Critiques

Voyage(s) : Tour de Babel

Joseph Elliot Israel Gorman

Avec sa dernière création, le metteur en scène Hanna Abd El Nour propose une «odyssée du Soi» qui traite de liberté, d’identité et d’utopie, mais qui demeure insaisissable. En fin de compte, cette expérience multidisciplinaire, plurilingue et déroutante laisse songeur.

Joseph Elliot Israel Gorman

Ça commence pourtant en douceur, dans une salle nimbée d’un épais nuage, onirique et enveloppant. Les protagonistes, Sylvio Arriola, Marc Béland et Stefan Verna (le plus discret, malgré son imposante présence physique) prennent place sur le tapis de «sable». Se dresse sur cette surface le dispositif d’éclairage, une tour métallique bardée de projecteurs. La musique et le chant en arabe de Radwan Moumneh (aussi connu sous le nom de Jerusalem In My Heart) s’envolent en mélopées du fond de la salle. Béland répond bientôt à ce chant par le sien, fait d’onomatopées et qui ressemble fort à un chant liturgique, mais inintelligible et personnel. Nous voilà prévenus, en quelque sorte, ce Voyage(s) va nous entraîner vers des territoires intérieurs, mémoriels et poétiques.

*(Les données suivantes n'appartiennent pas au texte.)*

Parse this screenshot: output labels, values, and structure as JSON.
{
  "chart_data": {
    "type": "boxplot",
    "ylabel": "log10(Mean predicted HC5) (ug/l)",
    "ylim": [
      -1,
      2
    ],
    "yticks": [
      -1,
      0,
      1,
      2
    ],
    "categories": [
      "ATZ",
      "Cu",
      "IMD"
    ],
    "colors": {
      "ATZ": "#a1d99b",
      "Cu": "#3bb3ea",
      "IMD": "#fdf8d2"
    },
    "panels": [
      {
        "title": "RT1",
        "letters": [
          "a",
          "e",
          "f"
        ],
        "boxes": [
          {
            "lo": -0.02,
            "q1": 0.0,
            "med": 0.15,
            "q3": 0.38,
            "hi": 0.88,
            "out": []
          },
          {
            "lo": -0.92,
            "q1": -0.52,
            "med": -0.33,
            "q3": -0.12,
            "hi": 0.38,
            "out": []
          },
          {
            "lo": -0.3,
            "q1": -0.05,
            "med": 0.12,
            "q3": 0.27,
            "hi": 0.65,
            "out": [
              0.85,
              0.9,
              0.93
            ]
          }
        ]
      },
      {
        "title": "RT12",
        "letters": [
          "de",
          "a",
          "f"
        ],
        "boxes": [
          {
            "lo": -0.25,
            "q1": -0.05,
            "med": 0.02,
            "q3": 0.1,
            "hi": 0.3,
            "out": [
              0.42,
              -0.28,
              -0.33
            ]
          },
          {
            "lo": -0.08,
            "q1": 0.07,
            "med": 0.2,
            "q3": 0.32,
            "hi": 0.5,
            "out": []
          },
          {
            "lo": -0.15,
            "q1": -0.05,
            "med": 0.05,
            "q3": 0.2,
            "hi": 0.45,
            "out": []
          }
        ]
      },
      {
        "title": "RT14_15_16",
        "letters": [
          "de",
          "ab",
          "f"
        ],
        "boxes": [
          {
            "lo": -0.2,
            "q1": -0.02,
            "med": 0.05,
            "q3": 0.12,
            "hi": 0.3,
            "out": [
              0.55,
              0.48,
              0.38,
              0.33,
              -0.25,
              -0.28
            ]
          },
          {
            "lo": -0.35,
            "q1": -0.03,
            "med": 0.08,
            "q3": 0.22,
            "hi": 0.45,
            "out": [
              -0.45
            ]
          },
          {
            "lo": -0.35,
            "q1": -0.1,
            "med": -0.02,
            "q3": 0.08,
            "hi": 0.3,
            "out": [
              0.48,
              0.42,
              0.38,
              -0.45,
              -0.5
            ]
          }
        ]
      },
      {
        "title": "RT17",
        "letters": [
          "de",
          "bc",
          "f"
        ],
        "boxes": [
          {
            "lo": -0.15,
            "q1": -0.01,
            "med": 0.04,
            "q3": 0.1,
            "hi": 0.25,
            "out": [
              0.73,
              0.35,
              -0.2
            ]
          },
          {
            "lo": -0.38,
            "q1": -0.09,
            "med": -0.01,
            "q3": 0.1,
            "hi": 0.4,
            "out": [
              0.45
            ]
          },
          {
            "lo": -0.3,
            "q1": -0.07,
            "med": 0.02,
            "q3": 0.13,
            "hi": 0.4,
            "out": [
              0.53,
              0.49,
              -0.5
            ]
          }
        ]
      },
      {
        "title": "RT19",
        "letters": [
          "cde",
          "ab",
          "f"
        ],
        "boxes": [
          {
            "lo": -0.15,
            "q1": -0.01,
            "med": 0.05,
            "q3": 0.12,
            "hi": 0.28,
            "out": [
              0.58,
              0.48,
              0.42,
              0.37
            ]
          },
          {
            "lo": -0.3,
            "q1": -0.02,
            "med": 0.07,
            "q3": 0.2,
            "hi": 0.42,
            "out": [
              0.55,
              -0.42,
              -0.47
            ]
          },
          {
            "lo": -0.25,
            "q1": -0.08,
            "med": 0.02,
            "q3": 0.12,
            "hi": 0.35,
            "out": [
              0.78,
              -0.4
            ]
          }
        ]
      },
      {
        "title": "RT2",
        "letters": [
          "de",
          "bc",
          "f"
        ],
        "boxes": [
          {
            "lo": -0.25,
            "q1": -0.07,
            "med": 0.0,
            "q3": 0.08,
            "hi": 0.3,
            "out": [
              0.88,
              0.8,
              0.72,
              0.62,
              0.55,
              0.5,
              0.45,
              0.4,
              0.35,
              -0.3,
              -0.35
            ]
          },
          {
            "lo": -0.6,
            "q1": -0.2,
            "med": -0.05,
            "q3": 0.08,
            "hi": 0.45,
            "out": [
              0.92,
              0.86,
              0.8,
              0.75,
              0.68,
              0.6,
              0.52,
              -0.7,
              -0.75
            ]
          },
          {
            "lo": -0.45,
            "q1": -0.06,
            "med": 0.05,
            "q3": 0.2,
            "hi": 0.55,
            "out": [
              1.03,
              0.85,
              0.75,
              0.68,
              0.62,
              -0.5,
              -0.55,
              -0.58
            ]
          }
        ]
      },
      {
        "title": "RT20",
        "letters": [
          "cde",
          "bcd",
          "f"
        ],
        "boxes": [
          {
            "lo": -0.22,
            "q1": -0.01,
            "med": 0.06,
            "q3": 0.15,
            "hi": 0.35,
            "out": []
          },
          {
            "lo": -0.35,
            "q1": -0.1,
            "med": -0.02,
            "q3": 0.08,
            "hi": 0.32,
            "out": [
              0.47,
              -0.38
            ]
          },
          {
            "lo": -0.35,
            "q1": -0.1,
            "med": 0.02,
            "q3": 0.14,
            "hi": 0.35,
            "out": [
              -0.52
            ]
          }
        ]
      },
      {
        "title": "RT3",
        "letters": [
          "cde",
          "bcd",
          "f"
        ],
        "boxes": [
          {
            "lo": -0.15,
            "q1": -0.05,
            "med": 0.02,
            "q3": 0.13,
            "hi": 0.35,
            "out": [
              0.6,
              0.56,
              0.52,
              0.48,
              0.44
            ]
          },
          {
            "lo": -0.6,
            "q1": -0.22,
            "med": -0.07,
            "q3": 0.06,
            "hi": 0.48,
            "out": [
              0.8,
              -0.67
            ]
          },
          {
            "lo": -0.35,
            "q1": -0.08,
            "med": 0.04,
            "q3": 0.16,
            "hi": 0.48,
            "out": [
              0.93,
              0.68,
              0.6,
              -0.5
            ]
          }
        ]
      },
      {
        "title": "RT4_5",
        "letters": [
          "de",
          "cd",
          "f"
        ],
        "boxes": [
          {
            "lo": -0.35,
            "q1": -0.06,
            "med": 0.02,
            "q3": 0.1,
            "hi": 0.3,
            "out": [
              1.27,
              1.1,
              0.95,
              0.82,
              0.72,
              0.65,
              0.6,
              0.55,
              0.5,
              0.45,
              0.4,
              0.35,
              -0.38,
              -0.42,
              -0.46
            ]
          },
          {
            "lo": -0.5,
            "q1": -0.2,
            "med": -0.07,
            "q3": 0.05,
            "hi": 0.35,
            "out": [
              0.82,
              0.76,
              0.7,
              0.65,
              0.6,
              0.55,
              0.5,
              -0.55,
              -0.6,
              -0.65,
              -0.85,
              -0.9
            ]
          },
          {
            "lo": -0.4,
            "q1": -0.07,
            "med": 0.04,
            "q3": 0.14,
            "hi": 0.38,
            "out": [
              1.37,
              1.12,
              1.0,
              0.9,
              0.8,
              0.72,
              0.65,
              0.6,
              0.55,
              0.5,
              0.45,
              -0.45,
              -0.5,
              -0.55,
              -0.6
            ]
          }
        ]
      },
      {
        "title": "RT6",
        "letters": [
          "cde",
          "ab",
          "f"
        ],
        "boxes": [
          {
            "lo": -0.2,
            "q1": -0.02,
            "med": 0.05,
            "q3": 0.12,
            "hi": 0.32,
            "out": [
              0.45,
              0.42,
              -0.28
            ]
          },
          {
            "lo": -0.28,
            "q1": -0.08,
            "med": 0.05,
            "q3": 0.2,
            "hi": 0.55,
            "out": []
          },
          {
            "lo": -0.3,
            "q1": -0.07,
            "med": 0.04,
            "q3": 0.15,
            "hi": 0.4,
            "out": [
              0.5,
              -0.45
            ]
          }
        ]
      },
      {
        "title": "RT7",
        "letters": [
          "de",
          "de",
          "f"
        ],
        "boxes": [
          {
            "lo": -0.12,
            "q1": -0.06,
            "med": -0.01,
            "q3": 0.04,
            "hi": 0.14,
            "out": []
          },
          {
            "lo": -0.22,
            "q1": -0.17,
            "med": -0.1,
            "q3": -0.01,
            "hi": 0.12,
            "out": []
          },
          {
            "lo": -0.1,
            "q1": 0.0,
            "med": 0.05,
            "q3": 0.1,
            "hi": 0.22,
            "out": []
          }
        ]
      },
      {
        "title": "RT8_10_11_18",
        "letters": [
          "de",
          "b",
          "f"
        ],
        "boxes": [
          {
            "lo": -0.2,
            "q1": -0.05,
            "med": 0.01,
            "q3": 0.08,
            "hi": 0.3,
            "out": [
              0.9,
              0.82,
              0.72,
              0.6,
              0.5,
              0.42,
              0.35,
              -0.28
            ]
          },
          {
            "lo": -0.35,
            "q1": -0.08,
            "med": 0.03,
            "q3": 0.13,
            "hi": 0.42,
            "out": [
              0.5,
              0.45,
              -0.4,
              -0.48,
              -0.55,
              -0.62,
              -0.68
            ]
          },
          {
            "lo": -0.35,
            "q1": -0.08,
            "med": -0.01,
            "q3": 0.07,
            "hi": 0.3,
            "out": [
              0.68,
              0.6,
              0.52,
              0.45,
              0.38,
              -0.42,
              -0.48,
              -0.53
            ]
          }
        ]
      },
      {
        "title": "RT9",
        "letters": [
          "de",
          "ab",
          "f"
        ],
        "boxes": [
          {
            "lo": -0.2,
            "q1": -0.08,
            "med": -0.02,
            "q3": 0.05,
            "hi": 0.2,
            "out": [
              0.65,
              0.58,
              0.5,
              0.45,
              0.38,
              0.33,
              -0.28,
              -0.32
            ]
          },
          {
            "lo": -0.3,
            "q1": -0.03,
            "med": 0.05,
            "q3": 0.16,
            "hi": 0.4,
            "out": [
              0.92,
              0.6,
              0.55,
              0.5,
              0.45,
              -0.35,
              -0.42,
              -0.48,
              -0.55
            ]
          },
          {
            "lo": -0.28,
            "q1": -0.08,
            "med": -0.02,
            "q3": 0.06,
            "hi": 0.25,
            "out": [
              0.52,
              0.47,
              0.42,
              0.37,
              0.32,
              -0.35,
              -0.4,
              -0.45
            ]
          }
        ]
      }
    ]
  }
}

Affranchis de toute trame dramatique et au gré de tableaux essentiellement musicaux et dansés, les protagonistes (pas de personnages ici) suivent un itinéraire discontinu qui pourrait trouver son élan dans une phrase prononcée par Béland et qui revient en leitmotiv: «Deux mots, l’un n’est que la nuit, l’autre qu’un rêve.» Les voilà donc en mouvement pour montrer qui ils sont, parfois simultanément, toujours chacun de leur côté. Ils miment une fuite, creusent le sol, font le poirier, sont pris de spasmes inquiétants ou s’arrêtent et lèvent la main: pour prendre la parole? Pour signaler leur présence au monde? On ne sait. En tout cas, les voilà lancés tels Ulysse, Don Quichotte et Peer Gynt: trois mythiques voyageurs qui se sont tous un peu perdus en voulant se trouver et dont Hanna Abd El Nour s’est inspiré.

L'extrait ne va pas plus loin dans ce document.